En los últimos años hemos visto cómo el fortalecimiento de las fronteras se utiliza como una herramienta política popular en todo el mundo, tanto en el discurso como en la práctica. En el marco de este discurso, la migración se construye como un problema que hay que resolver, una cuestión que hay que abordar urgentemente para proteger a los que son ciudadanos, a los “que pertenecen”. Los políticos de todo el mundo han justificado el ataque a los derechos de las personas migrantes con discursos como “la crisis de migración” o “migrantes que explotan el sistema de bienestar”.
Esto se ha hecho incluso a expensas de las obligaciones internacionales en el caso de las personas que solicitan asilo o que tienen derecho a recibir ayuda como víctimas de la trata y la explotación, y los países han ideado políticas absurdas e inhumanas para limitar el acceso a estos derechos, creando una falsa dicotomía entre el migrante que merece apoyo y aquel que no.

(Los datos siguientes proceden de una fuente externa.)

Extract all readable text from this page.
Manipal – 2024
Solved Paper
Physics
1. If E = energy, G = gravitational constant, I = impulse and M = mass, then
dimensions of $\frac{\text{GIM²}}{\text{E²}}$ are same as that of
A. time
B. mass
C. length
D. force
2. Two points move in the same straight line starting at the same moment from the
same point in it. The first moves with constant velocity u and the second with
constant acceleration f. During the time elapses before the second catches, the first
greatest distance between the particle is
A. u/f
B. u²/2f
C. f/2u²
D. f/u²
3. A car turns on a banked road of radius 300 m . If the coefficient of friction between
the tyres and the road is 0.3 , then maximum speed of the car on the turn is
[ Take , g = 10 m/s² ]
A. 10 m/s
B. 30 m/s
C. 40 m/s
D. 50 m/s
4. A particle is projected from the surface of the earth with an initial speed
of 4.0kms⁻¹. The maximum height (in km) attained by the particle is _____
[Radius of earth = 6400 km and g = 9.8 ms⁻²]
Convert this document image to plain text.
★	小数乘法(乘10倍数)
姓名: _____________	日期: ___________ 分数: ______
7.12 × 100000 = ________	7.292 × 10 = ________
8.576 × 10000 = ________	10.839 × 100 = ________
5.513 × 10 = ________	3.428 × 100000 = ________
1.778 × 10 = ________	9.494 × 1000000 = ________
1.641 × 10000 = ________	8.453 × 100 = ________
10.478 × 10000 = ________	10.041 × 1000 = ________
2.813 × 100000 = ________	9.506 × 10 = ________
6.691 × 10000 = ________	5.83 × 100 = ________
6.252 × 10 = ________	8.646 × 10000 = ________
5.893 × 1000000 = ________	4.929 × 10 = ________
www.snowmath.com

En el Reino Unido la situación no es diferente pero, hasta cierto punto, es más explícita. En 2012 -hace exactamente diez años-, Theresa May, siendo Secretaria del Ministerio del Interior, declaró la intención de crear un “entorno realmente hostil” para quienes son migrantes sin estatus. Desde entonces, un conjunto de políticas y leyes han consagrado restricciones para acceder a servicios públicos básicos, como la salud y la asistencia social; así como a necesidades cotidianas como trabajar, abrir una cuenta bancaria o alquilar una vivienda adecuada. También ha significado que muchos no han podido denunciar un delito a la policía de forma segura, o acceder a servicios en momentos de crisis, como alojamiento en refugios para víctimas/sobrevivientes de violencia de género, o acceder a la justicia. Estas políticas han afectado no sólo a migrantes, sino también a las personas de comunidades marginadas expuestas a desigualdades estructurales.
Para las mujeres migrantes, la incorporación de los controles de migración en el centro de su vida cotidiana ha supuesto un mayor riesgo de indigencia, abuso y explotación, con un impacto significativo en su salud mental y física. A lo largo de estos diez años, hemos visto cómo el hostile environment ha hecho que las personas migrantes, especialmente aquellas de color y con un estatus migratorio inseguro, sean más vulnerables de convertirse en víctimas de crimen, susceptibles a explotación laboral, a ser víctimas de ataques racistas y a enfrentar discrimnación cuando necesitan ayuda urgente. A menudo vemos cómo la violencia del Estado en forma de controles de inmigración excesivos les obliga a situarse en los márgenes, sin opciones ni alternativas para estar a salvo.
Existen numerosas evidencias que demuestran que estas políticas restrictivas no sólo han infringido la legislación en materia de igualdad y han incumplido los deberes legales del Reino Unido de salvaguardar a la niñez, sino que ni siquiera han cumplido su objetivo de reducir la migración irregular. En cambio, durante estos años, LAWRS ha sido testigo del devastador costo humano de estas políticas y de sus efectos deshumanizadores sobre las mujeres, a las que se considera indignas de derechos por su condición de migrantes.
Diez años después, en organizaciones como LAWRS seguimos resistiendo y luchando contra la discriminación de personas migrantes, imaginando un futuro en el que la migración y las comunidades marginadas ya no sean objeto de ataques y exclusión, sino que todas las personas, independientemente de su estatus migratorio, puedan ver cumplidos sus derechos humanos.